The dollar, while continuing to lose ground to non-traditional currencies in global foreign exchange reserves, remains the primary reserve currency, according to a new blog post from the International Monetary Fund (IMF).

The international financial institution notes that the dollar’s predominance in the global economy remains evident. This is attributed to the strength of the U.S. economy, the tightening of monetary policy, and escalating geopolitical risks, which have collectively bolstered the value of the greenback.

However, the IMF suggests that economic fragmentation and the potential reorganization of global economic and financial activities into distinct blocs might prompt some countries to adopt and hold other international reserve currencies.
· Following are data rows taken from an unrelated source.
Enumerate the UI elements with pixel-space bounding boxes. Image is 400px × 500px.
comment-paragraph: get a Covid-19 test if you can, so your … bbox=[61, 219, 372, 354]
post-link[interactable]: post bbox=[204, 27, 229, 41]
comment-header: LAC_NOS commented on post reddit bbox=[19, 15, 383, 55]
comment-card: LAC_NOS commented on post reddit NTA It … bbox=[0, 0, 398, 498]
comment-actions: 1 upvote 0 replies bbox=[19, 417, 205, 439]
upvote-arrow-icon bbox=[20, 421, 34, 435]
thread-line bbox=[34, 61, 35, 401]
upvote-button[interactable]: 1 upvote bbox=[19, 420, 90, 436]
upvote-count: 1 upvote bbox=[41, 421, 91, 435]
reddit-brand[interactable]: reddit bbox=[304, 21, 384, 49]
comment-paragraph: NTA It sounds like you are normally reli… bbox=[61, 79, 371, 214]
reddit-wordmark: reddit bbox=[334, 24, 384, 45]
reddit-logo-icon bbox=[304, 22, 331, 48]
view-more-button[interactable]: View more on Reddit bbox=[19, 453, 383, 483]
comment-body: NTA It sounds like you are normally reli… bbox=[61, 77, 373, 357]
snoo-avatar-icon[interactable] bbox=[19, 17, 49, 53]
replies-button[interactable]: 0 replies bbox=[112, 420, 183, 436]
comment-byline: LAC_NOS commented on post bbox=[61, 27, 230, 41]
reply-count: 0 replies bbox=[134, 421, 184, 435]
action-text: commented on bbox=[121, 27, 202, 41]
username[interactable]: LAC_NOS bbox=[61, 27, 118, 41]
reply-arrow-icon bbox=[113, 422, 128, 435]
Interestingly, the decline in the dollar’s share over the past two decades has not been offset by increases in the shares of other major currencies like the euro, yen, and pound. Instead, the share of “non-traditional reserve currencies” has grown. These include the Australian dollar, Canadian dollar, Chinese renminbi, South Korean won, Singapore dollar, and Nordic currencies.
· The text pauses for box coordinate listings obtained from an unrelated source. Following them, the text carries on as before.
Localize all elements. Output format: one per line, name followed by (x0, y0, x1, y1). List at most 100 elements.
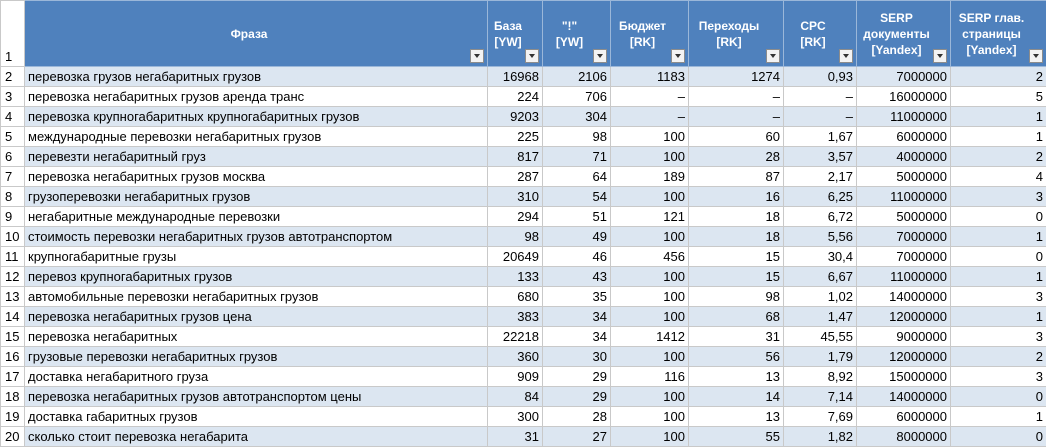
cell-base[interactable]: 383 (487, 306, 543, 327)
cell-clicks[interactable]: – (688, 86, 784, 107)
cell-phrase[interactable]: крупногабаритные грузы (24, 246, 488, 267)
cell-base[interactable]: 16968 (487, 66, 543, 87)
cell-clicks[interactable]: 60 (688, 126, 784, 147)
cell-exact[interactable]: 35 (542, 286, 611, 307)
cell-clicks[interactable]: 15 (688, 266, 784, 287)
cell-phrase[interactable]: перевозка негабаритных грузов москва (24, 166, 488, 187)
cell-serp-main[interactable]: 1 (950, 106, 1046, 127)
cell-cpc[interactable]: 6,25 (783, 186, 857, 207)
cell-base[interactable]: 360 (487, 346, 543, 367)
cell-phrase[interactable]: перевозка крупногабаритных крупногабарит… (24, 106, 488, 127)
cell-cpc[interactable]: 7,69 (783, 406, 857, 427)
cell-serp-docs[interactable]: 6000000 (856, 126, 951, 147)
cell-exact[interactable]: 29 (542, 366, 611, 387)
cell-budget[interactable]: – (610, 86, 689, 107)
cell-serp-main[interactable]: 2 (950, 346, 1046, 367)
cell-budget[interactable]: 100 (610, 306, 689, 327)
cell-phrase[interactable]: международные перевозки негабаритных гру… (24, 126, 488, 147)
cell-serp-main[interactable]: 0 (950, 206, 1046, 227)
cell-phrase[interactable]: перевозка негабаритных грузов аренда тра… (24, 86, 488, 107)
cell-clicks[interactable]: 16 (688, 186, 784, 207)
cell-serp-docs[interactable]: 5000000 (856, 166, 951, 187)
cell-cpc[interactable]: – (783, 86, 857, 107)
cell-cpc[interactable]: 0,93 (783, 66, 857, 87)
row-number[interactable]: 15 (0, 326, 25, 347)
cell-serp-main[interactable]: 0 (950, 246, 1046, 267)
cell-serp-docs[interactable]: 9000000 (856, 326, 951, 347)
cell-serp-docs[interactable]: 14000000 (856, 386, 951, 407)
cell-budget[interactable]: 100 (610, 406, 689, 427)
cell-base[interactable]: 84 (487, 386, 543, 407)
cell-cpc[interactable]: – (783, 106, 857, 127)
cell-clicks[interactable]: 28 (688, 146, 784, 167)
cell-cpc[interactable]: 1,47 (783, 306, 857, 327)
cell-exact[interactable]: 27 (542, 426, 611, 447)
cell-phrase[interactable]: перевозка грузов негабаритных грузов (24, 66, 488, 87)
cell-exact[interactable]: 706 (542, 86, 611, 107)
cell-clicks[interactable]: 18 (688, 206, 784, 227)
cell-serp-docs[interactable]: 8000000 (856, 426, 951, 447)
cell-budget[interactable]: 121 (610, 206, 689, 227)
cell-clicks[interactable]: 14 (688, 386, 784, 407)
filter-dropdown-icon[interactable] (766, 49, 780, 63)
cell-cpc[interactable]: 6,67 (783, 266, 857, 287)
cell-phrase[interactable]: доставка негабаритного груза (24, 366, 488, 387)
cell-phrase[interactable]: доставка габаритных грузов (24, 406, 488, 427)
cell-budget[interactable]: 189 (610, 166, 689, 187)
cell-base[interactable]: 31 (487, 426, 543, 447)
row-number[interactable]: 19 (0, 406, 25, 427)
cell-phrase[interactable]: перевозка негабаритных (24, 326, 488, 347)
cell-clicks[interactable]: 55 (688, 426, 784, 447)
cell-clicks[interactable]: 13 (688, 366, 784, 387)
cell-base[interactable]: 98 (487, 226, 543, 247)
cell-base[interactable]: 287 (487, 166, 543, 187)
row-number[interactable]: 18 (0, 386, 25, 407)
cell-clicks[interactable]: 87 (688, 166, 784, 187)
cell-base[interactable]: 9203 (487, 106, 543, 127)
filter-dropdown-icon[interactable] (1029, 49, 1043, 63)
cell-budget[interactable]: 1412 (610, 326, 689, 347)
cell-clicks[interactable]: 1274 (688, 66, 784, 87)
cell-budget[interactable]: 100 (610, 266, 689, 287)
cell-serp-docs[interactable]: 11000000 (856, 266, 951, 287)
cell-serp-docs[interactable]: 12000000 (856, 346, 951, 367)
row-number[interactable]: 8 (0, 186, 25, 207)
cell-base[interactable]: 225 (487, 126, 543, 147)
cell-serp-main[interactable]: 2 (950, 146, 1046, 167)
cell-clicks[interactable]: 18 (688, 226, 784, 247)
cell-serp-main[interactable]: 0 (950, 426, 1046, 447)
cell-exact[interactable]: 49 (542, 226, 611, 247)
cell-cpc[interactable]: 1,79 (783, 346, 857, 367)
cell-clicks[interactable]: 13 (688, 406, 784, 427)
cell-serp-main[interactable]: 1 (950, 406, 1046, 427)
row-number[interactable]: 17 (0, 366, 25, 387)
cell-base[interactable]: 680 (487, 286, 543, 307)
cell-exact[interactable]: 51 (542, 206, 611, 227)
cell-base[interactable]: 817 (487, 146, 543, 167)
cell-phrase[interactable]: стоимость перевозки негабаритных грузов … (24, 226, 488, 247)
cell-exact[interactable]: 98 (542, 126, 611, 147)
cell-serp-main[interactable]: 5 (950, 86, 1046, 107)
cell-clicks[interactable]: 68 (688, 306, 784, 327)
cell-cpc[interactable]: 2,17 (783, 166, 857, 187)
cell-serp-docs[interactable]: 7000000 (856, 226, 951, 247)
cell-phrase[interactable]: перевозка негабаритных грузов цена (24, 306, 488, 327)
cell-serp-docs[interactable]: 4000000 (856, 146, 951, 167)
cell-serp-main[interactable]: 4 (950, 166, 1046, 187)
cell-budget[interactable]: 1183 (610, 66, 689, 87)
cell-budget[interactable]: 116 (610, 366, 689, 387)
row-number[interactable]: 4 (0, 106, 25, 127)
cell-base[interactable]: 22218 (487, 326, 543, 347)
row-number[interactable]: 11 (0, 246, 25, 267)
cell-budget[interactable]: 100 (610, 146, 689, 167)
row-number[interactable]: 5 (0, 126, 25, 147)
row-number[interactable]: 7 (0, 166, 25, 187)
cell-base[interactable]: 224 (487, 86, 543, 107)
cell-serp-docs[interactable]: 7000000 (856, 66, 951, 87)
row-number[interactable]: 2 (0, 66, 25, 87)
cell-phrase[interactable]: грузовые перевозки негабаритных грузов (24, 346, 488, 367)
cell-cpc[interactable]: 8,92 (783, 366, 857, 387)
cell-serp-main[interactable]: 3 (950, 286, 1046, 307)
cell-cpc[interactable]: 5,56 (783, 226, 857, 247)
column-header-budget[interactable]: Бюджет [RK] (610, 0, 689, 67)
Recent IMF data from the Currency Composition of Official Foreign Exchange Reserves (COFER) report show a continued gradual decline in the dollar’s share of central banks’ foreign exchange reserves.
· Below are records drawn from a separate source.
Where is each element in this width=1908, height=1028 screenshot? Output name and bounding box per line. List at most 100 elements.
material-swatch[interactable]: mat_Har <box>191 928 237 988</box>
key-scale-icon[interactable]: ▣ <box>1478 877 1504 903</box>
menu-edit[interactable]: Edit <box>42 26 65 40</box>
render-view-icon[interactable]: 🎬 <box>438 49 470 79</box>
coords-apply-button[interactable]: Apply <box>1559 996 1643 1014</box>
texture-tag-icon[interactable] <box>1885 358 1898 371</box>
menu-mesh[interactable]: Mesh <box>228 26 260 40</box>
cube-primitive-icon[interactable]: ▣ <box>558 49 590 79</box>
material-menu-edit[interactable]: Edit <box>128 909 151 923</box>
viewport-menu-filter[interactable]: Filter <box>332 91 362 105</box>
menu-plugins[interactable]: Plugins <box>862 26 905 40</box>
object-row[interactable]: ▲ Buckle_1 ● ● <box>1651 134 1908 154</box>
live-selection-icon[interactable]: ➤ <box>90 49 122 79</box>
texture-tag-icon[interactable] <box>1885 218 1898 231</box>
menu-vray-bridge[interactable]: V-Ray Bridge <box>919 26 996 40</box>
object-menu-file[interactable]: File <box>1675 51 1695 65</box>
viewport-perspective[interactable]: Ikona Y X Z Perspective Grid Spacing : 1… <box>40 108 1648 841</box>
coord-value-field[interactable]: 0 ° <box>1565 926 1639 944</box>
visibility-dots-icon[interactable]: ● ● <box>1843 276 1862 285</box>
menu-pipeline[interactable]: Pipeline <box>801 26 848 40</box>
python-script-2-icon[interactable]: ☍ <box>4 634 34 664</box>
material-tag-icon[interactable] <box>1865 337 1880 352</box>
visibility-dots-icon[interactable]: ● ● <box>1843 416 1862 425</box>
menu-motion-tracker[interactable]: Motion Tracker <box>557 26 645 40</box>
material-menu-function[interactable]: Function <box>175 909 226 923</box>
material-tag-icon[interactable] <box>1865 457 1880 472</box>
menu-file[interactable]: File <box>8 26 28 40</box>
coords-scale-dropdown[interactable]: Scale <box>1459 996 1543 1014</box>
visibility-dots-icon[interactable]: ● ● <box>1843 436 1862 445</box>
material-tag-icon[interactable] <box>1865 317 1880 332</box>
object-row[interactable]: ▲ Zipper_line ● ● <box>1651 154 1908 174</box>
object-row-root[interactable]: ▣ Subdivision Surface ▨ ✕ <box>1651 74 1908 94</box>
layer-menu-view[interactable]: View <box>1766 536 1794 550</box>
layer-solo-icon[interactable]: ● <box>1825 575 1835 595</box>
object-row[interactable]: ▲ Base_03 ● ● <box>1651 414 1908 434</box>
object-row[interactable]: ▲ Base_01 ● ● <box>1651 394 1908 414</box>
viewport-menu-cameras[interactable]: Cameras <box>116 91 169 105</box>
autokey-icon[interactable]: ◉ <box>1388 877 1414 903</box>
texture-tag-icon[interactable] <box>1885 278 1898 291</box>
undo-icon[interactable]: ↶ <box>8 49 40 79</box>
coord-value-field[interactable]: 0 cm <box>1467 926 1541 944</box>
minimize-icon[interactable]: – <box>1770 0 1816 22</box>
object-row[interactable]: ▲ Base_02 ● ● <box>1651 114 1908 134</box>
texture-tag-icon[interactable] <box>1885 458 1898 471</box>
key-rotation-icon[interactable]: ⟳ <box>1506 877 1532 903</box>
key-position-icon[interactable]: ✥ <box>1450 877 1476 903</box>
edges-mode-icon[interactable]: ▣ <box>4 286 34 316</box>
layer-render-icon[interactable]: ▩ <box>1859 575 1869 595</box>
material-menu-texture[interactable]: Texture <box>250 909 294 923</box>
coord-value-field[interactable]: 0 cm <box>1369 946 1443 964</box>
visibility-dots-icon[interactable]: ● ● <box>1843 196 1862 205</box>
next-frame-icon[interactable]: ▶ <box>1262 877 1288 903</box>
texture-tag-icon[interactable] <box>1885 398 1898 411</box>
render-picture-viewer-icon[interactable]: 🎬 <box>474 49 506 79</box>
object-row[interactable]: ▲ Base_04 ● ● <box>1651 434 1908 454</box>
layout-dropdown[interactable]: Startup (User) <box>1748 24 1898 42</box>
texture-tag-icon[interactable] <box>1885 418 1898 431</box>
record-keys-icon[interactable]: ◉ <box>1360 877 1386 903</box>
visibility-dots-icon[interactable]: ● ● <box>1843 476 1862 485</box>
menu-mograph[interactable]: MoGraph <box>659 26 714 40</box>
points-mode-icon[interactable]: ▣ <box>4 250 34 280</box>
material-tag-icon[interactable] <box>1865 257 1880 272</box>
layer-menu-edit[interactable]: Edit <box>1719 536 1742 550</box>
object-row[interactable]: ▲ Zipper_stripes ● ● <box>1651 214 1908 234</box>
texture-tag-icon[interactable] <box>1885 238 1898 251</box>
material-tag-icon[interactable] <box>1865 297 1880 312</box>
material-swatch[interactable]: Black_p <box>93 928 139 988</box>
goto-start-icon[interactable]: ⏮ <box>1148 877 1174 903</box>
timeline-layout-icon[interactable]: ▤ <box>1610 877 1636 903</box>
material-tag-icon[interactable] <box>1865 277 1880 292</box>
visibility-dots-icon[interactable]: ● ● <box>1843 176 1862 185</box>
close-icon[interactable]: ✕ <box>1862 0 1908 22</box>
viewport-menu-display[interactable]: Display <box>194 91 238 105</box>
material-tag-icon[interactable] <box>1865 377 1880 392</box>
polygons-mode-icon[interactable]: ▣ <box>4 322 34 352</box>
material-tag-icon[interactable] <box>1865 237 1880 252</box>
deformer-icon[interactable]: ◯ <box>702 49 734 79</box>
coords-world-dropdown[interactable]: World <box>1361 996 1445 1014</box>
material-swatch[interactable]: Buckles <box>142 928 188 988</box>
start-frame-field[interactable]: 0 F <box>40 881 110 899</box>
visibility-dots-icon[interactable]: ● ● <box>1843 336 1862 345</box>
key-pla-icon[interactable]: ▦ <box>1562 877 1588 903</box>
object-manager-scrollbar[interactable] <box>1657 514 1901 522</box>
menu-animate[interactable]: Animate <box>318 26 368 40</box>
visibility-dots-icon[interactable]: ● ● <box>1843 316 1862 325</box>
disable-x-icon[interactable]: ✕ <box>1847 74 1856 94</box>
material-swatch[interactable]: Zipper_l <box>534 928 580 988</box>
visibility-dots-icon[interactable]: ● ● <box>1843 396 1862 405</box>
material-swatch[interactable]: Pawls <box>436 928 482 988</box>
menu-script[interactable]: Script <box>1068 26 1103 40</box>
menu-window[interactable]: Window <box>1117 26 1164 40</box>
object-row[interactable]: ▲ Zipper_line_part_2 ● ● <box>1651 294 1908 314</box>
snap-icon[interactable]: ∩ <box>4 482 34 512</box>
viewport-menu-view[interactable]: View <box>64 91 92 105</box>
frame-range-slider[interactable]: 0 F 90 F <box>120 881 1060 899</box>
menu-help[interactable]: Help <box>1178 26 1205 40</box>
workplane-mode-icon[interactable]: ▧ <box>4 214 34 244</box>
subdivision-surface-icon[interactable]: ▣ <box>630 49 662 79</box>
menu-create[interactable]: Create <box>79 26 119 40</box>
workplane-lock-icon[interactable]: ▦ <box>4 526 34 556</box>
Non-traditional reserve currencies are attractive to reserve managers due to their diversification benefits and relatively strong returns, the Bretton Woods institution notes. Additionally, advancements in digital financial technologies, such as Automated Market Makers and automated liquidity management systems, have made these currencies easier to buy, sell, and hold.

This recent trend is particularly striking given the strength of the dollar, which indicates that private investors have gravitated towards dollar-denominated assets, the IMF asserts.

At the same time, this observation highlights that exchange rate fluctuations can independently affect the currency composition of central bank reserve portfolios. The relative value changes of various public securities, reflecting interest rate fluctuations, can also have an impact, though this tends to be minor since bond yields in major currencies usually follow similar trajectories.

Over the past two decades, the fact that the dollar’s value has remained largely stable while its share in global reserves has decreased suggests that central banks are gradually moving away from the dollar, the Washington-based international financial institution emphasizes.